# Shipping a Guitar



## Charlie2 (Aug 21, 2004)

I need advice on the best way to ship a Martin D-18 Acoustic Guitar to my Grandson in Texas from Florida; such as packing, carrier etc.

I do want it to get there in one piece. Thanks in advance. C2


----------



## JOHNNY QUEST (Mar 6, 2006)

Charlie2 said:


> I need advice on the best way to ship a Martin D-18 Acoustic Guitar to my Grandson in Texas from Florida; such as packing, carrier etc.
> 
> I do want it to get there in one piece. Thanks in advance. C2


I would get a hard case for it.... Then box it up... Best way..... UPS only... I don't trust FedEx ....


----------



## Charlie2 (Aug 21, 2004)

*Guitar Shipping*



JOHNNY QUEST said:


> I would get a hard case for it.... Then box it up... Best way..... UPS only... I don't trust FedEx ....

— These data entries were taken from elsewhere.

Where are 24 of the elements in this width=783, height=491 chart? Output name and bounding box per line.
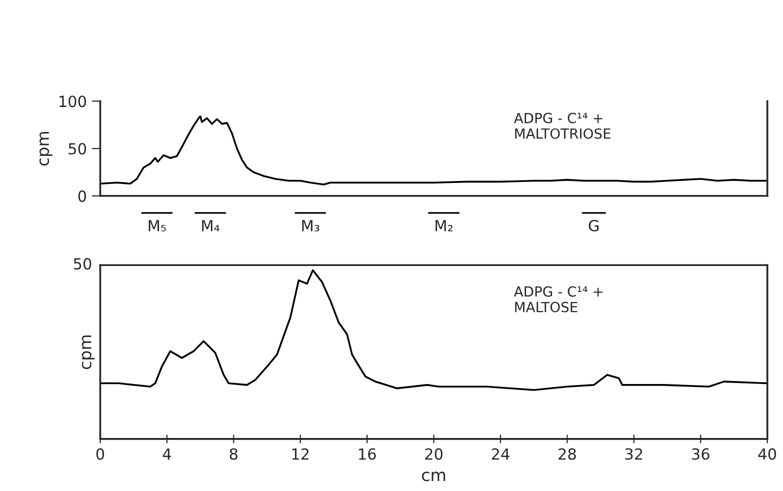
x-tick-label: 8 [230,448,238,460]
text: G [588,220,599,232]
x-tick-label: 32 [625,448,642,460]
x-tick-label: 36 [692,448,710,460]
x-tick-label: 20 [425,448,442,460]
annotation: ADPG - C¹⁴ + MALTOSE [514,286,602,312]
text: M₃ [302,220,320,232]
y-tick-label: 50 [68,142,86,155]
x-tick-label: 16 [359,448,376,460]
x-tick-label: 12 [292,448,309,460]
x-axis-title: cm [422,472,446,482]
text: M₄ [202,220,220,232]
x-tick-label: 4 [162,448,171,460]
y-axis-title: cpm [82,335,95,370]
y-tick-label: 0 [78,190,86,202]
y-tick-label: 100 [60,96,86,108]
x-tick-label: 40 [758,448,776,460]
text: M₅ [148,220,166,232]
text: M₂ [436,220,452,232]
y-axis-title: cpm [40,132,52,166]
x-tick-label: 0 [96,448,104,460]
annotation: ADPG - C¹⁴ + MALTOTRIOSE [514,112,610,139]
x-tick-label: 24 [492,448,510,460]
x-tick-label: 28 [558,448,576,460]
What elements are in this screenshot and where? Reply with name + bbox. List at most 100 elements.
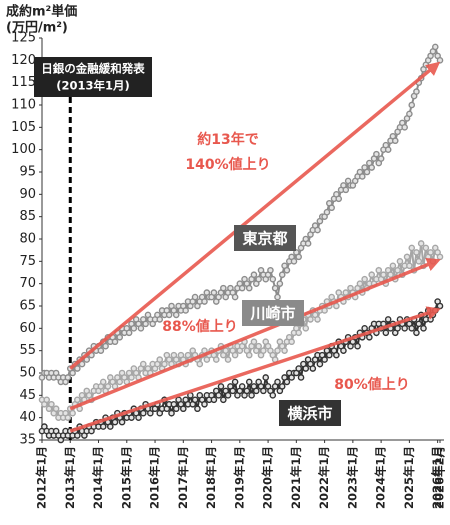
data-point [238, 284, 246, 292]
y-tick-label: 50 [19, 366, 36, 381]
data-point [130, 325, 138, 332]
data-point [316, 360, 324, 368]
data-point [78, 360, 86, 368]
data-point [139, 360, 147, 368]
x-tick-label: 2012年1月 [35, 446, 49, 509]
data-point [406, 110, 413, 118]
y-tick-label: 85 [19, 209, 36, 224]
x-tick-label: 2017年1月 [176, 446, 190, 509]
y-tick-label: 75 [19, 254, 36, 269]
data-point [172, 405, 180, 413]
data-point [302, 365, 310, 372]
y-tick-label: 100 [11, 142, 36, 157]
growth-arrow [69, 306, 441, 433]
data-point [243, 387, 251, 395]
series-label-box [234, 225, 296, 251]
data-point [382, 329, 390, 337]
data-point [415, 320, 423, 328]
data-point [274, 347, 281, 354]
data-point [180, 405, 187, 413]
data-point [278, 271, 286, 279]
data-point [297, 374, 305, 381]
data-point [220, 284, 227, 292]
data-point [290, 258, 298, 265]
y-tick-label: 110 [11, 98, 36, 113]
data-point [201, 298, 208, 305]
growth-label: 140%値上り [185, 156, 270, 173]
y-label: 成約m²単価 [6, 4, 77, 20]
data-point [408, 101, 416, 109]
data-point [396, 258, 404, 265]
data-point [269, 275, 277, 283]
data-point [302, 325, 310, 332]
y-tick-label: 35 [19, 433, 36, 448]
x-tick-label: 2016年1月 [148, 446, 162, 509]
data-point [229, 387, 237, 395]
data-point [106, 423, 114, 430]
data-point [384, 146, 392, 153]
data-point [427, 249, 434, 256]
x-tick-label: 2014年1月 [91, 446, 105, 509]
data-point [255, 275, 262, 283]
series-line [41, 44, 441, 385]
data-point [340, 347, 347, 354]
growth-arrow [69, 61, 441, 370]
data-point [333, 302, 340, 310]
y-tick-label: 80 [19, 232, 36, 247]
y-tick-label: 40 [19, 410, 36, 425]
data-point [389, 262, 397, 270]
data-point [224, 392, 232, 399]
data-point [307, 316, 314, 323]
data-point [274, 293, 281, 301]
data-point [238, 383, 246, 390]
data-point [366, 333, 373, 341]
data-point [271, 284, 279, 292]
data-point [328, 204, 335, 212]
y-tick-label: 105 [11, 120, 36, 135]
data-point [368, 271, 376, 279]
data-point [436, 57, 444, 64]
data-point [142, 320, 149, 328]
x-tick-label: 2024年1月 [374, 446, 388, 509]
x-tick-label: 2015年1月 [119, 446, 133, 509]
data-point [354, 342, 361, 350]
data-point [210, 396, 218, 404]
y-tick-label: 55 [19, 343, 36, 358]
data-point [413, 329, 420, 337]
y-tick-label: 95 [19, 165, 36, 180]
x-tick-label: 2023年1月 [345, 446, 359, 509]
data-point [415, 258, 423, 265]
x-tick-label: 2026年1月 [430, 446, 444, 509]
data-point [391, 137, 399, 145]
data-point [215, 392, 222, 399]
data-point [48, 400, 55, 408]
data-point [102, 342, 109, 350]
data-point [99, 378, 107, 386]
event-label: (2013年1月) [56, 79, 130, 93]
data-point [182, 307, 189, 314]
data-point [245, 284, 253, 292]
data-point [156, 356, 164, 363]
data-point [394, 266, 401, 274]
data-point [358, 173, 366, 180]
data-point [368, 164, 376, 171]
x-tick-label: 2020年1月 [261, 446, 275, 509]
data-point [64, 374, 72, 381]
data-point [384, 316, 392, 323]
y-tick-label: 115 [11, 75, 36, 90]
data-point [403, 253, 411, 261]
data-point [210, 289, 218, 296]
data-point [74, 432, 81, 439]
data-point [342, 186, 350, 194]
growth-arrow [69, 258, 441, 411]
data-point [326, 351, 333, 359]
data-point [408, 244, 416, 252]
data-point [125, 329, 133, 337]
data-point [116, 333, 124, 341]
data-point [323, 208, 331, 216]
data-point [278, 383, 286, 390]
data-point [253, 387, 260, 395]
data-point [116, 378, 124, 386]
data-point [274, 378, 281, 386]
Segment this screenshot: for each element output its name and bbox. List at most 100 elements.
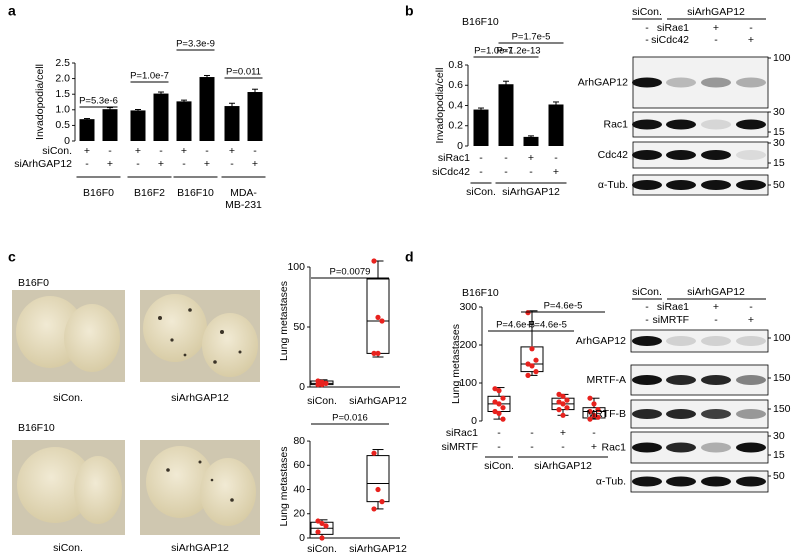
data-point xyxy=(492,399,498,405)
bar xyxy=(247,92,263,141)
p-value: P=3.3e-9 xyxy=(176,39,215,50)
condition-sign: - xyxy=(714,314,718,326)
mw-marker: 30 xyxy=(773,430,785,442)
data-point xyxy=(496,388,502,394)
band-label: ArhGAP12 xyxy=(578,76,628,88)
band xyxy=(666,150,696,160)
data-point xyxy=(379,318,385,324)
group-label: MDA-MB-231 xyxy=(225,187,262,211)
band xyxy=(701,336,731,346)
y-tick-label: 0.2 xyxy=(448,120,463,132)
band xyxy=(701,375,731,385)
condition-sign: + xyxy=(560,427,566,439)
band xyxy=(632,476,662,487)
data-point xyxy=(587,416,593,422)
bar xyxy=(102,109,118,141)
data-point xyxy=(492,408,498,415)
band xyxy=(701,119,731,130)
group-label: siCon. xyxy=(466,186,496,198)
y-tick-label: 0.4 xyxy=(448,99,463,111)
mw-marker: 30 xyxy=(773,137,785,149)
condition-label: siRac1 xyxy=(446,427,478,439)
y-tick-label: 0.6 xyxy=(448,79,463,91)
band-label: MRTF-A xyxy=(587,374,626,386)
band xyxy=(736,409,766,419)
data-point xyxy=(500,395,506,401)
blot-header: siCon. xyxy=(632,286,662,298)
data-point xyxy=(556,399,562,405)
data-point xyxy=(564,397,570,403)
band xyxy=(701,77,731,88)
band xyxy=(736,119,766,130)
data-point xyxy=(375,350,381,356)
band xyxy=(632,119,662,130)
band xyxy=(736,336,766,346)
p-value: P=4.6e-5 xyxy=(528,320,567,331)
band xyxy=(632,442,662,453)
blot-header: siArhGAP12 xyxy=(687,6,745,18)
condition-sign: + xyxy=(158,158,164,170)
data-point xyxy=(319,382,325,388)
p-value: P=1.2e-13 xyxy=(496,46,540,57)
condition-label: siCdc42 xyxy=(432,166,470,178)
data-point xyxy=(496,410,502,416)
photo-row-label: B16F0 xyxy=(18,277,49,289)
band xyxy=(666,336,696,346)
data-point xyxy=(560,401,566,407)
chart-title: B16F10 xyxy=(462,16,499,28)
band xyxy=(701,409,731,419)
band xyxy=(701,180,731,190)
data-point xyxy=(556,391,562,397)
condition-sign: + xyxy=(713,301,719,313)
condition-sign: - xyxy=(182,158,186,170)
x-tick-label: siCon. xyxy=(307,395,337,407)
condition-sign: - xyxy=(108,145,112,157)
condition-sign: - xyxy=(561,441,565,453)
condition-sign: + xyxy=(107,158,113,170)
band xyxy=(701,442,731,453)
photo-column-label: siArhGAP12 xyxy=(171,542,229,554)
p-value: P=4.6e-5 xyxy=(496,320,535,331)
mw-marker: 150 xyxy=(773,403,791,415)
data-point xyxy=(525,372,531,378)
band-label: ArhGAP12 xyxy=(576,335,626,347)
band xyxy=(632,409,662,419)
condition-sign: - xyxy=(136,158,140,170)
p-value: P=4.6e-5 xyxy=(544,301,583,312)
data-point xyxy=(319,520,325,527)
y-tick-label: 100 xyxy=(459,377,477,389)
data-point xyxy=(595,407,601,413)
lung xyxy=(64,304,120,372)
condition-sign: - xyxy=(679,301,683,313)
y-tick-label: 20 xyxy=(293,508,305,520)
y-tick-label: 0 xyxy=(299,532,305,544)
y-tick-label: 60 xyxy=(293,459,305,471)
p-value: P=5.3e-6 xyxy=(79,96,118,107)
data-point xyxy=(315,529,321,535)
group-label: siArhGAP12 xyxy=(534,460,592,472)
band xyxy=(736,150,766,160)
data-point xyxy=(496,401,502,407)
data-point xyxy=(591,412,597,418)
band xyxy=(666,119,696,130)
group-label: siArhGAP12 xyxy=(502,186,560,198)
data-point xyxy=(379,499,385,505)
data-point xyxy=(319,535,325,541)
blot-strip xyxy=(630,329,769,353)
band xyxy=(666,476,696,487)
data-point xyxy=(500,405,506,411)
y-axis-label: Lung metastases xyxy=(278,447,290,527)
group-label: B16F10 xyxy=(177,187,214,199)
condition-sign: - xyxy=(679,34,683,46)
band-label: MRTF-B xyxy=(587,408,626,420)
p-value: P=0.0079 xyxy=(330,267,371,278)
y-tick-label: 0.5 xyxy=(55,119,70,131)
band xyxy=(632,180,662,190)
band xyxy=(632,150,662,160)
condition-sign: - xyxy=(749,301,753,313)
data-point xyxy=(587,395,593,401)
mw-marker: 15 xyxy=(773,157,785,169)
mw-marker: 30 xyxy=(773,106,785,118)
band xyxy=(736,77,766,88)
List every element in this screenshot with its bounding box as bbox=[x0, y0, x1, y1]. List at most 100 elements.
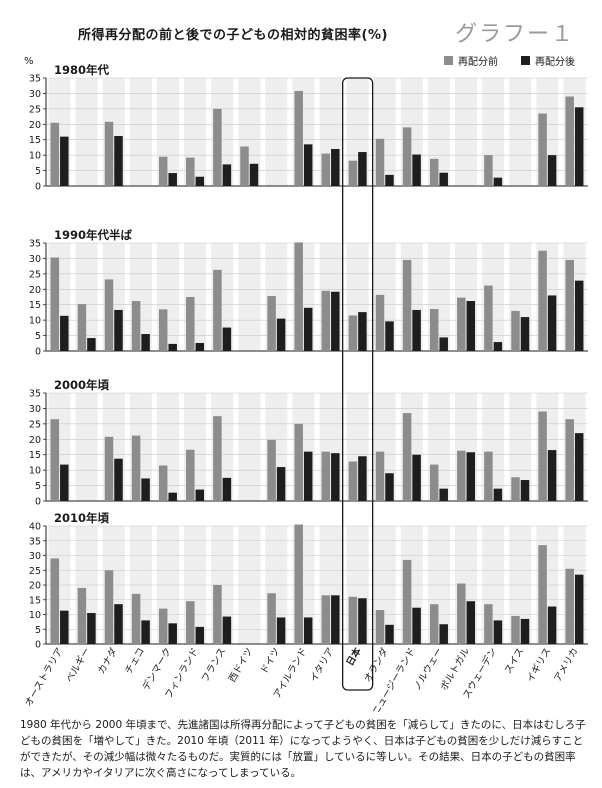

Thanks; it is already in a hard case. I will check on UPS. C2


----------



## boom! (Jul 10, 2004)

Loosen the strings!!!


----------



## bjmillet (Apr 9, 2012)

I shipped my in a hard case then got a box from a guitar store to put it in. A trolling motor box will work also.


----------



## goodwood (Mar 30, 2009)

No matter who you choose, FULLY INSURED!!!


----------